Photograph from East 51st Street by gattogrosso212 at flickr
Here's a big WTF: Buildings Commissioner Patricia Lancaster told the City Council yesterday that plans for 303 East 51st Street, the site where a crane collapsed into surrounding buildings and caused the deaths of seven people, were accidentally approved by the department. Apparently the 43-story building's design didn't comply with zoning requirements for the area, and Lancaster "blamed the error on the unnamed plan examiner."
At the time of the March 15 collapse, when a crane broke free of the building and fell south into other building and leveling one townhouse, the Buildings Department and developer James Kennelly were discussing the mistakenly approved plans. Of course, it's very possible the building could have been approved in another design, but this exchange between Lancaster and the Council is priceless. From the Times:
Ms. Lancaster said the building under construction had been approved “not in accordance with the zoning regulation.”
“Wow,” said Councilwoman Jessica S. Lappin, whose district includes the site of the crane collapse. “You’re telling me this building should never have been approved in the first place?”
“That is correct,” Ms. Lancaster replied.
City Councilman Tony Avella also ripped into Lancaster, "The leadership of your agency has to go. The agency is clearly out of control. Nothing ever changes.

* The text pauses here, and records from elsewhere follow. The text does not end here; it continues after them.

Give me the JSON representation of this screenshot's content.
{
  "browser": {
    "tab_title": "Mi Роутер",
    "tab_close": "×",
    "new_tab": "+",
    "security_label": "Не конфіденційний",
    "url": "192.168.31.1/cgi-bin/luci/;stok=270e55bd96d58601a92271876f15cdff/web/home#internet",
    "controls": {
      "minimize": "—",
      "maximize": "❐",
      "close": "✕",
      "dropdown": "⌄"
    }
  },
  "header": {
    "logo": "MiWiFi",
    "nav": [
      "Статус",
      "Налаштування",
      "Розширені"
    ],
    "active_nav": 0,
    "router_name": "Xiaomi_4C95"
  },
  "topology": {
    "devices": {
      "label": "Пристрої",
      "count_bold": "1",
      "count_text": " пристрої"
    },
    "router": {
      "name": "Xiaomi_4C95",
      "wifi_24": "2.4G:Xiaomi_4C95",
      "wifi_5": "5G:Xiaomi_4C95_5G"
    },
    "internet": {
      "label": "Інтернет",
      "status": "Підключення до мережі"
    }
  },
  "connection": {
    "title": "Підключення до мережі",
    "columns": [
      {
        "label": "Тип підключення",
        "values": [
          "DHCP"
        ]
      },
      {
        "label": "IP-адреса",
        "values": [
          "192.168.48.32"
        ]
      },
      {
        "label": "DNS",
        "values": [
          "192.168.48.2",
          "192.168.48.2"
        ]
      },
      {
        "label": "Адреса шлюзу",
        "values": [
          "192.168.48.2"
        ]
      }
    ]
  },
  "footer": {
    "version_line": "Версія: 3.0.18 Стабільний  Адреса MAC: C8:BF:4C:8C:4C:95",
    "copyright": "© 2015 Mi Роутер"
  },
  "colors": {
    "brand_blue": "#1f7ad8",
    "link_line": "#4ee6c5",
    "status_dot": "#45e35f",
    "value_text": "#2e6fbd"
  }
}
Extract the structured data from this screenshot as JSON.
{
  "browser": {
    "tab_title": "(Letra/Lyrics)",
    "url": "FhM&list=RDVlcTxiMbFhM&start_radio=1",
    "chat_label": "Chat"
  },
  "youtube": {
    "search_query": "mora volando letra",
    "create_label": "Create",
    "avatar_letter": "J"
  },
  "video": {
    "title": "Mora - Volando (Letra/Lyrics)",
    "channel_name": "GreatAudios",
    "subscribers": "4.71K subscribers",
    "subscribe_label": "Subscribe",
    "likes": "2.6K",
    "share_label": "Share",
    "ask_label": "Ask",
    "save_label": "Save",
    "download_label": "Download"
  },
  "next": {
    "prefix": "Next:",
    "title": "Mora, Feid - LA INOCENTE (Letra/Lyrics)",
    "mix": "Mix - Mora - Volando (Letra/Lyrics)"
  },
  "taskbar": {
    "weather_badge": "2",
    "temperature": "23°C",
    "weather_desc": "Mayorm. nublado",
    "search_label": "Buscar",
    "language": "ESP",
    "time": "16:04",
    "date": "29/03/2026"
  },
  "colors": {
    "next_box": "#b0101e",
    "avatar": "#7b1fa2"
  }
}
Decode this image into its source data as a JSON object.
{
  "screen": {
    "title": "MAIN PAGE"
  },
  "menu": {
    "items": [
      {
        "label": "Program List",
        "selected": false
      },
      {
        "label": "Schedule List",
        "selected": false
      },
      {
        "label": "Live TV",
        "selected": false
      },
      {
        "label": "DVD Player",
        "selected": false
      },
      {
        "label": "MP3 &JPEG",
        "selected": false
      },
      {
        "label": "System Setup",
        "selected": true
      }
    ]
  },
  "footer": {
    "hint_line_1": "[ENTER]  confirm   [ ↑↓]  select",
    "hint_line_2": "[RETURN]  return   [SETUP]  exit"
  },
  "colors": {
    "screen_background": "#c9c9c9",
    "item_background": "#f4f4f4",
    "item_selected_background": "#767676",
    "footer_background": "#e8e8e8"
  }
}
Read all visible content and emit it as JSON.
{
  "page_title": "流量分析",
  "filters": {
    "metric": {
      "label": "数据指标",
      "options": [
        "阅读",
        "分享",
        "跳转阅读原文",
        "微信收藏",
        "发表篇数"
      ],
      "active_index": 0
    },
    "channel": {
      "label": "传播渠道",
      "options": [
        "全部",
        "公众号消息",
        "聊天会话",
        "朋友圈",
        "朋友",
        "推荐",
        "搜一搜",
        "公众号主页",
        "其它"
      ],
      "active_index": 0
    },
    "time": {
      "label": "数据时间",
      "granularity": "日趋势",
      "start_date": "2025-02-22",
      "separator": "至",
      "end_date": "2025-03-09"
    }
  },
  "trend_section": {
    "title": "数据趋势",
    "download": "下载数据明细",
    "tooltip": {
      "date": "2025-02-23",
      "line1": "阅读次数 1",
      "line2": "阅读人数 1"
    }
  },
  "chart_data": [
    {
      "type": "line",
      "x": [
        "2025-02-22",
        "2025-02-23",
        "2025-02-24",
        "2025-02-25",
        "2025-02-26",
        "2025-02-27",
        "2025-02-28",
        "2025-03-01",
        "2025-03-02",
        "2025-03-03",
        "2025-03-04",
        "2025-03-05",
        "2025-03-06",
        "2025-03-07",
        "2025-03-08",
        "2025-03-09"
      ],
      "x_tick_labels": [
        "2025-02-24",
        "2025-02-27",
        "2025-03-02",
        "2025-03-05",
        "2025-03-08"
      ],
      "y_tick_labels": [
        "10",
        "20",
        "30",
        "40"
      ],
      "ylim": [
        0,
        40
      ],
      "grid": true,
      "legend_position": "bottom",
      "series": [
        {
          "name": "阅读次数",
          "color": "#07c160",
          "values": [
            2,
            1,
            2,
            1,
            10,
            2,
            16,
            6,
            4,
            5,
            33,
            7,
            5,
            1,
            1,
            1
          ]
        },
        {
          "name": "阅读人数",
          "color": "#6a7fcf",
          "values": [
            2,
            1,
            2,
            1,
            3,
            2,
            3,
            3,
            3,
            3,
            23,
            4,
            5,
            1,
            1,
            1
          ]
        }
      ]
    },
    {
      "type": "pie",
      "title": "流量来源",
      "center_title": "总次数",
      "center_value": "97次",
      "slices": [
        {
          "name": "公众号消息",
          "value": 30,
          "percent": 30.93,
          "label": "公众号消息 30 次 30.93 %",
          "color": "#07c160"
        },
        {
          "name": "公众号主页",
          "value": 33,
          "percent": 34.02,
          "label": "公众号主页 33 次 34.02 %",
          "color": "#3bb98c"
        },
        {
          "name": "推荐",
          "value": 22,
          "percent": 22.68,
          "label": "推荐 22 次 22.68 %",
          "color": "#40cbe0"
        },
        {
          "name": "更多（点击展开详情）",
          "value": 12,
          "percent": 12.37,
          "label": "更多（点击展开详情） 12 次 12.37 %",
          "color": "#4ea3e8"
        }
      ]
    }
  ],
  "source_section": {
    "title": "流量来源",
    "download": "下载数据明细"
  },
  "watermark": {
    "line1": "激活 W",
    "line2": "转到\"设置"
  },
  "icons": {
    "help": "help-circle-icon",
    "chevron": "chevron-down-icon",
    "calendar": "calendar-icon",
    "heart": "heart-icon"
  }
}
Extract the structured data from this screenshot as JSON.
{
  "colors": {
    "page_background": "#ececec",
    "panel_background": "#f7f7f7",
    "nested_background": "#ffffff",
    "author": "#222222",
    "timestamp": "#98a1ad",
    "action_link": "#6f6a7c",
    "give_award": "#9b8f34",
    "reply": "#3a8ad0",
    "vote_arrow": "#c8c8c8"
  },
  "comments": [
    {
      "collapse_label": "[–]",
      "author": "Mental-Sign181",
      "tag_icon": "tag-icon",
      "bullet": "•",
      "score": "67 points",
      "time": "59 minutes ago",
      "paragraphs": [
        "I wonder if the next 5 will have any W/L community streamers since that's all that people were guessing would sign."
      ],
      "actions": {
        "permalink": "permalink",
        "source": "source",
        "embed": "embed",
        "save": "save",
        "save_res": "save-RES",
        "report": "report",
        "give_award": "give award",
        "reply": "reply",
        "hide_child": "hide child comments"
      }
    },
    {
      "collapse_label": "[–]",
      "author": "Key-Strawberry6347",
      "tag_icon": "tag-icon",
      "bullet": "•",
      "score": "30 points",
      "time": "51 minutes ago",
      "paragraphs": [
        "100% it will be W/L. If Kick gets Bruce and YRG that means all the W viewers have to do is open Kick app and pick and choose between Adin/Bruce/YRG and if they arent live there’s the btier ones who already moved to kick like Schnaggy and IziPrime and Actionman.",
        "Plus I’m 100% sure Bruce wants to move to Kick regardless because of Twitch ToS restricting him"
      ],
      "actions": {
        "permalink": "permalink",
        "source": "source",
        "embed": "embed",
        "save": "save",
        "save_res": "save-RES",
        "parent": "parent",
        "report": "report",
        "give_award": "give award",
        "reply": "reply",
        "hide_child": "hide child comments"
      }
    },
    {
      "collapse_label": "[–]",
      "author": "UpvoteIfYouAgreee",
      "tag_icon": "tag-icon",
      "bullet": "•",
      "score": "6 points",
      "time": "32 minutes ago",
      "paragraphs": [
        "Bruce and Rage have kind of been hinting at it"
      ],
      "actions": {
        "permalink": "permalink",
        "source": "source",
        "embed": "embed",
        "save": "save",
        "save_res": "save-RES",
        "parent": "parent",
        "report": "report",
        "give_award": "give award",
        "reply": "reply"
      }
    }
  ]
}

People are dying."
Lancaster explained after the hearing that the zoning issues were complicated, "It's a combination of building laws and tax laws and how you can combine them and how you can't." The Buildings Department also announced that 21 of 29 cranes passed inspection. The eight cranes that didn't were, according to Bloomberg News, at the Goldman Sach site, the Trump Soho building, 8 Spruce St., 123 Washington St., 453 West 37th St., 400 East 67th St., 80 Riverside Blvd., and 1431 Second Ave.